スイッチとしての信頼性を高めるには高電圧に耐えられるよう接点を大きくしなければならない。また、寿命を延ばすためバイメタルの温度帯と耐久性のバランスを取ることも必要である。この観点から設計を進め、試作ができるごとに提携先に送り、量産の検討をしてもらった。生産を担当する提携先はできれば既存の設備を使い、初期投資をできるだけ抑えて量産にかかりたいとの意向を持っていたからだ。そこで提携先の設備仕様を念頭に置いて設計を進めていった。提携先が得意とするのはインサート成形を含めた樹脂成型。ただ、今回の形状は過去に経験がなかったため、チャレンジングな部分があった。生方のプロテクターにおけるノウハウと提携先の樹脂成形におけるノウハウが合わさり、大きな初期投資をすることなく量産に目途をつけることができた。
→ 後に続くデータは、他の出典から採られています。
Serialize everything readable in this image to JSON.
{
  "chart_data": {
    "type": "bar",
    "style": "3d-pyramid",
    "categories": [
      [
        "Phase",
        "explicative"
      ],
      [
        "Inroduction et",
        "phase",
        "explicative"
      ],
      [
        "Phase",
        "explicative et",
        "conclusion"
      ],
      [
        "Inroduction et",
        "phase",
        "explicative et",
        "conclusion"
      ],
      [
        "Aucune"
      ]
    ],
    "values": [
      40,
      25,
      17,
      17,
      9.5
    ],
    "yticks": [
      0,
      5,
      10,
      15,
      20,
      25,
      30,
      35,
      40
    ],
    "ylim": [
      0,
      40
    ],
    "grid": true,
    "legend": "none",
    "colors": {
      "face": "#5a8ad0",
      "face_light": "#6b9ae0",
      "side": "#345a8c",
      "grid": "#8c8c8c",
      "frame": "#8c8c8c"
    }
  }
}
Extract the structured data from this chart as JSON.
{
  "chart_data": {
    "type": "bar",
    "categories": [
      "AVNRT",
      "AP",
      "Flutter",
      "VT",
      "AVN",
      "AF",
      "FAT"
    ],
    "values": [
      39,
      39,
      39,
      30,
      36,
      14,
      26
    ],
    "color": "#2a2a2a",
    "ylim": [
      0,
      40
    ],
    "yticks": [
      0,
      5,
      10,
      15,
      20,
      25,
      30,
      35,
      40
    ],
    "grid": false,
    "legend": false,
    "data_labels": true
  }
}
まだ、最終的なデザインやコストなどをブラッシュアップしていく必要はあるが、納入先での評価も始まっているから中国市場に投入される日もそう遠くはない。この際、1990年代終わりから中国に現地法人を設立し、実績を重ねてきた生方製作所の経験が生きてくることは間違いがないだろう。今は、中国のエクスターナルサーマルスイッチ市場よ、待ってろという心情だ。